Segundo ela, o número de aposentados já é maior que o de contribuintes, gerando uma queda das contribuições para os fundos de pensão desde 2014.
O sistema de aposentadoria do país é administrado em nível provincial. As pessoas pagam enquanto trabalham – ou seja, as contribuições dos trabalhadores da ativa pagam as pensões dos aposentados.
Envelhecimento dos chineses é algo que afeta a economia do país. — Foto: Getty Images via BBC
Sabendo das dificuldades do sistema, Pequim criou um fundo em 2018 para transferir os superávits das Províncias mais ricas, como Guangdong, para os lugares que enfrentam déficits.
Mas, em 2019, um relatório da Academia Chinesa de Ciências Sociais previu que, devido à redução da quantidade de trabalhadores ativos, o principal fundo de pensão do país se esgotaria em 2035.
No ano passado, a China lançou seu primeiro programa de aposentadoria privada em 36 cidades, permitindo que os cidadãos abrissem contas de aposentadoria nos bancos para comprar produtos de investimento, como fundos mútuos.
Mas Loo afirma que não se sabe ao certo se muitos chineses, que tipicamente investem suas economias de forma mais tradicional, como a compra de imóveis, passariam a adotar os fundos de aposentadoria privada.
Esses problemas não são só da China.
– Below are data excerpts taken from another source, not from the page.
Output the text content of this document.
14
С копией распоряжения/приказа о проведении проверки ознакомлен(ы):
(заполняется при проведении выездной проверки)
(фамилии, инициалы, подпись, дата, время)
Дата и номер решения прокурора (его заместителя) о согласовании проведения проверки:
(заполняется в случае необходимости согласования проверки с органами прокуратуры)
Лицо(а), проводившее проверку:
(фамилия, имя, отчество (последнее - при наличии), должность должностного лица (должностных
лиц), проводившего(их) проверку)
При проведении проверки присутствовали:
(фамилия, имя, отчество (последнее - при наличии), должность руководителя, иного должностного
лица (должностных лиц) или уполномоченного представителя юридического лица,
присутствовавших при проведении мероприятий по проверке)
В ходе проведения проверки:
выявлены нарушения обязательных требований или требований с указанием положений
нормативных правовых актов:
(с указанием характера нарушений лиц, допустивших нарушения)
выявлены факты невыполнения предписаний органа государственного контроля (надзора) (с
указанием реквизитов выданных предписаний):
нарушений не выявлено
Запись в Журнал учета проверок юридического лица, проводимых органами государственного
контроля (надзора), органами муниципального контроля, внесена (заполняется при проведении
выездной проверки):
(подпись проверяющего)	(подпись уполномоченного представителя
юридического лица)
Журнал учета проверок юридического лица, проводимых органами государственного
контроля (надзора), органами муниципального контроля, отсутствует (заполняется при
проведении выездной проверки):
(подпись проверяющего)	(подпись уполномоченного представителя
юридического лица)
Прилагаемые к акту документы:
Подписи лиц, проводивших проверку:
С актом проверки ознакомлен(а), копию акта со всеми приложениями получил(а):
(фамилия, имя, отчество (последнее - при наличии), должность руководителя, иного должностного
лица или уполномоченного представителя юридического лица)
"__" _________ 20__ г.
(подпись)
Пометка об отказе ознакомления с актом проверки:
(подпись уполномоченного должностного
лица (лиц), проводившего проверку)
A população do Japão e da Coreia do Sul também está envelhecendo, e a quantidade de trabalhadores está diminuindo.
Yi afirma que Pequim está prestes a reproduzir as políticas japonesas para reduzir os custos de criação de filhos, mas ele acrescenta que “a China está ‘ficando velha antes de enriquecer’ e não tem nem mesmo os recursos financeiros para seguir por completo o caminho do Japão“.
O envelhecimento da população não é a única preocupação de Pequim. Existe também um movimento online crescente entre os jovens, chamado “ficar deitado”. Esse movimento convoca os trabalhadores a rejeitar a luta para ter sucesso na carreira, prometendo liberdade das pressões da vida e do trabalho existentes na sociedade capitalista acelerada.
Acrescente-se ainda a alta taxa de desemprego entre os jovens, que atingiu o pico de 20% entre as pessoas com 15 a 24 anos de idade, em julho de 2022.
“Os trabalhadores são a farinha e o sistema de aposentadoria é a técnica de produção de pão”, explica Yi Fuxian. “Sem farinha suficiente, é impossível fazer pão em quantidade, mesmo com as melhores técnicas de produção de pão.”